Reading the comments that appeared at Beyond Blue about The Longing to Leave-2 has been a continuing inspiration. I realize how different everyone’s experience is about the impact of depression on marriage, and how desperately hard everyone works to reach what is for them the right answer about staying married or not. For some, the “longing to leave” is a justified move to safety from a destructive relationship. For me, though, it was a fantasy borne of depression. I often wonder how it is, given where I began in my struggle to build a loving relationship with another human being, that my wife and I have stayed married for so long. “Marriage is survival,” I once heard a pastor say at a wedding, and the uncomfortable laughter in his large audience confirmed the truth of it. Despite all our struggles, we’ve managed to survive the worst of times.
For so many years, though, and long beyond adolescent dreams, I was searching obsessively not for the real work of two people always learning about each other but for a drug-like love that would give me a shortcut to salvation.
Depressed and full of shame at who I was, I searched desperately for someone who would make up what was missing, gifting me the worth I felt I lacked, so that I could feel like a whole person at last. Of course, I didn’t think of it that way. I simply imagined I was falling in love. It would start with an attraction that soon became obsessive for a woman whose spirit and warmth I reached for instinctively – almost like a predator – to take in as my own. This was falling in love in a strangely one-sided way. I needed the responsiveness of the other person, to be sure, but only to a certain point. I can try to explain with a story, really a moment when something began to get through to my isolated mind.
……..
I had, or imagined I had, an intense bond with R for two years in my early twenties. Her loving me meant everything. She was beautiful, talented and lively, and deep down I felt not just proud that she was part of my life, I felt alive and justified because of her presence. More than that, I projected into the minds of everyone I met a judgment that I had value because such a woman loved me. That was the reality of what I needed from her – the sense of self-worth that I lacked on my own. Then I had to take a one-year job in another city, and after some months, the strain was evident. I ignored what was clearly happening – so desperate was I to believe that we would be together forever. After all, I was nothing without her.

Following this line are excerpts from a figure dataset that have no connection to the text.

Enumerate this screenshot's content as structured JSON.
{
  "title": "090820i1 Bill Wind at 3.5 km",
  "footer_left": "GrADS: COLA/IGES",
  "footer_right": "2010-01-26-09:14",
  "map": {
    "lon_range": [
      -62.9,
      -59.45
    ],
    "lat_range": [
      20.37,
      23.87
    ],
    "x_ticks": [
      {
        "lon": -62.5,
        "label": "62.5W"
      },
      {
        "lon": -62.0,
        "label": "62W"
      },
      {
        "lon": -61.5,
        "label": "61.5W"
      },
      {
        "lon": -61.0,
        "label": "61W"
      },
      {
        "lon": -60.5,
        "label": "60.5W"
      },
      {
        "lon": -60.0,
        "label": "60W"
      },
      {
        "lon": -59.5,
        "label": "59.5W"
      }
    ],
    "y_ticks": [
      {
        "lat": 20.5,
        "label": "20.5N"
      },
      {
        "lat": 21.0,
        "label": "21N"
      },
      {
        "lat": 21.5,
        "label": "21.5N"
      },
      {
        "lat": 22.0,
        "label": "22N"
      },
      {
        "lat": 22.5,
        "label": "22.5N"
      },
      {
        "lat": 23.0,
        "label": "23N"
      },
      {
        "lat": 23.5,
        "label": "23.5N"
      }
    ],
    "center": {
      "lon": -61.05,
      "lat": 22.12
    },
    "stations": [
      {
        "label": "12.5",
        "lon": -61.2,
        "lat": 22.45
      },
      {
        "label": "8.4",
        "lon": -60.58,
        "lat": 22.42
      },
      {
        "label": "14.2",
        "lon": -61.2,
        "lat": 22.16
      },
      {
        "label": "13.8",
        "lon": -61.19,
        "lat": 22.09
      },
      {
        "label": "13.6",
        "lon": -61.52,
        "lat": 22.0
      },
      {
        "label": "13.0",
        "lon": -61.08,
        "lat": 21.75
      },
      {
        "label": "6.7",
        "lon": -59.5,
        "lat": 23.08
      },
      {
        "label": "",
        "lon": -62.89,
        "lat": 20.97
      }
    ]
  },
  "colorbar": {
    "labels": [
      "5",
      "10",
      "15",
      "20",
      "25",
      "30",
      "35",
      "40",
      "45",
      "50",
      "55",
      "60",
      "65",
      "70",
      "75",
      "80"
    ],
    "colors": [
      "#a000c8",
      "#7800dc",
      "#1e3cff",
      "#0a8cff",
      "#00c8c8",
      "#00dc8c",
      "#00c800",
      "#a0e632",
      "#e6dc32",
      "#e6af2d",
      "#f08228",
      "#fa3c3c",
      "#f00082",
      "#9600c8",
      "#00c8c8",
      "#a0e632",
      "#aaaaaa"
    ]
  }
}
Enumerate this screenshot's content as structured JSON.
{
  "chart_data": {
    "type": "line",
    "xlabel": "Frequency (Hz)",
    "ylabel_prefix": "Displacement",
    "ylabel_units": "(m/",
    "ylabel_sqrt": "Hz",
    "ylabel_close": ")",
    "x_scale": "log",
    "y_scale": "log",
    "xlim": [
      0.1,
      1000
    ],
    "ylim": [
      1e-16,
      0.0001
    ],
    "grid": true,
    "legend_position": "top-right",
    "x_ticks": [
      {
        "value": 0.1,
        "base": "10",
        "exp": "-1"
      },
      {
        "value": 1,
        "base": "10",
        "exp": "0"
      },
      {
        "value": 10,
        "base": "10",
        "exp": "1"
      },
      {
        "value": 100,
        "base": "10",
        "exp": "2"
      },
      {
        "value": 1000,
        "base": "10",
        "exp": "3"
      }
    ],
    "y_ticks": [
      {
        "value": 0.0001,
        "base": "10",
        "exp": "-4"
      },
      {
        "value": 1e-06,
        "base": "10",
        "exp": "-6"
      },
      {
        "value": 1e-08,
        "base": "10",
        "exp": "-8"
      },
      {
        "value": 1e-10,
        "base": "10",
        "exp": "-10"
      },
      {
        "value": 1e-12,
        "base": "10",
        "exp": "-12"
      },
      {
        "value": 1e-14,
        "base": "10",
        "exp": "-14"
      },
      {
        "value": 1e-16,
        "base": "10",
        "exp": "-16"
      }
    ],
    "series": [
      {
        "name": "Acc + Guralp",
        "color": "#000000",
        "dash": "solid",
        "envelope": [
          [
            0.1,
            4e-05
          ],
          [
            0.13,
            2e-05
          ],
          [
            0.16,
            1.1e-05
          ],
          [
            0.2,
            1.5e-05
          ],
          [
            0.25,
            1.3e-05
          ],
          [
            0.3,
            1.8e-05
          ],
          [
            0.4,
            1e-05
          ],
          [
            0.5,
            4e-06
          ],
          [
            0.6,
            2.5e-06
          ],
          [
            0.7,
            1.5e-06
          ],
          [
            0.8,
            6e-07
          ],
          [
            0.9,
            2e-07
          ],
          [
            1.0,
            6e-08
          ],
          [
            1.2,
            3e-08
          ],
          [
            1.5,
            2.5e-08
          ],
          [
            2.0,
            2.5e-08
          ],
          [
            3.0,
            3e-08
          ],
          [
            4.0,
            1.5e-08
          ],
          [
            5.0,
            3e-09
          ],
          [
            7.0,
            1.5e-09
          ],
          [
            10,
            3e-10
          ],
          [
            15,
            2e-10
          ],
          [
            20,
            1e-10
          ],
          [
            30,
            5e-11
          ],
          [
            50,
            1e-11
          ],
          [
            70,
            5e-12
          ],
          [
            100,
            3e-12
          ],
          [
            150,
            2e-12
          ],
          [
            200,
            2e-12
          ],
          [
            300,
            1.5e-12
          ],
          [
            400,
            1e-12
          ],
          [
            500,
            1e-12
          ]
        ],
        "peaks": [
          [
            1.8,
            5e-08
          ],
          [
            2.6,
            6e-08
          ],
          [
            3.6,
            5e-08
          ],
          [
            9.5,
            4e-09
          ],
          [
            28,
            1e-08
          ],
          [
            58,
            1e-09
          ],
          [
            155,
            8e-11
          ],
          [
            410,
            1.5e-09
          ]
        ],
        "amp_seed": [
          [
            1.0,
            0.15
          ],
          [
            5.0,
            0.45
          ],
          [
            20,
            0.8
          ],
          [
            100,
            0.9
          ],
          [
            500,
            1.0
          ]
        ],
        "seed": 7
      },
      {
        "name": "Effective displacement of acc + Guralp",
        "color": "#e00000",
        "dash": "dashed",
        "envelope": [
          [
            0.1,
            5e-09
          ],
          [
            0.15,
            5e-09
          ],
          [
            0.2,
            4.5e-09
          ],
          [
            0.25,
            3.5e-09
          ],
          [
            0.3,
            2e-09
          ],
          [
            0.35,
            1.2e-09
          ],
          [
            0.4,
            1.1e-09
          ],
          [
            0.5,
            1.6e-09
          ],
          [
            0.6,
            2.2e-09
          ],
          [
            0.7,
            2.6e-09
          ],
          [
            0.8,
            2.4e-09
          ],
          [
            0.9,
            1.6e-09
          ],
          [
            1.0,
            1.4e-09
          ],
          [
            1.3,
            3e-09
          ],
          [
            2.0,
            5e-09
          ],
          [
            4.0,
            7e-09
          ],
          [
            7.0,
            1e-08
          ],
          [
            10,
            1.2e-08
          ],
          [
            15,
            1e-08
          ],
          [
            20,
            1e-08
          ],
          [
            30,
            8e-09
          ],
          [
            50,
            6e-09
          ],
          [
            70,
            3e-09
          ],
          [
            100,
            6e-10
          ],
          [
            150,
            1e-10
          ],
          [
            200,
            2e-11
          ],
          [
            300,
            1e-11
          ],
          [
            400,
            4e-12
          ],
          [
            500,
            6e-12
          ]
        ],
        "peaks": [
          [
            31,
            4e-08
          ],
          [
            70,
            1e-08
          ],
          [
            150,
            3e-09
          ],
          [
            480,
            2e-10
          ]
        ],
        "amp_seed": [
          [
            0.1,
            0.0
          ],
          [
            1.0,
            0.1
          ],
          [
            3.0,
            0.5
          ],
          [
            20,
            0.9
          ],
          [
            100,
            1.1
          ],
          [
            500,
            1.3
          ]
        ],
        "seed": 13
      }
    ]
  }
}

I was visiting, and we were up early, getting dressed and ready to go out for breakfast – avoiding deep talk though clearly ill at ease with each other. The windows were open to a fine New England spring morning. I was dousing my face with cold water in the bathroom when suddenly I was startled by a beautiful singing voice floating in through the window. It was a woman’s voice pouring a haunting melody into the air. It seemed to surround me, and the feeling and the sheer beauty of the tone put everything else out of my mind. I relaxed into its flow for a few still moments, and then I started to move – I had to find out where that was coming from. It seemed part of the air I was breathing for that short time, but all of a sudden it was gone! Don’t stop, I thought – where could that singer be? I leaned out the window but could only glimpse shut blinds and blank walls through the low-hanging sycamore branches. I walked back to the bedroom and found R quietly sweeping a brush through her long dark hair.
“Did you hear that?” I asked.
“Hear what?”
“That incredible singing – it was the most beautiful thing. Where could it have come from?”
“Oh,” she laughed, “that was just me.”
“Just now? Just right now? I mean, it stopped a few seconds ago.”
She nodded slowly, still brushing.
How could that be? She had a wispy speaking voice that didn’t carry well across a room. I didn’t know what to say.
”… I … I never knew you could sing.”
“Oh, I sing all the time.”
“I mean … I never heard you sing.”
She smiled into the mirror. “Well… you have.”
She finished brushing her hair. We got our coats and left. And she was gone for good._
…….
To say I crashed when she left is putting it mildly. What could happen when my sense of who I was and what I was worth in the world walked away? Gone! There was nothing left! I drank heavily, fell into complete depression, couldn’t sleep, couldn’t work, cried a lot, burned with the obsession of having to get her back. For the second time in my life, I went to a psychiatrist. He treated the immediate breakdown of functioning and tried to assure me it was a natural grieving over an event that had the emotional impact of divorce. I suppose that was all I wanted at the time – to heal enough so that I could function. Then I’d be able to resume my obsessive quest for a woman to make me feel whole again!
And so the pattern continued for years. When I met L and we married, things seemed so different. But as soon as we got past the intense early years into the time when the relationship gets real or gets broken, I picked up again the habit of obsessing over that shortcut to fulfillment. I could dream of other women, other places, other careers that would end the inner fear, emptiness and pain. It was the sort of dreaming that would always keep me from hearing the song close by. The dreams gave me a way out instead of opening up and talking to the woman who loved me about the real crisis I was in. There was always a fantasy person elsewhere who wouldn’t need all that talking and honesty!
It took many years, but finally the escape artist in me called it quits. Those fantasies came in such abundance that I just couldn’t take them seriously anymore. Only then could I get on with the work of recovery and the work of marriage.
What has your experience been like? What have you tried in order to get past the voice of depression and reach out to another person?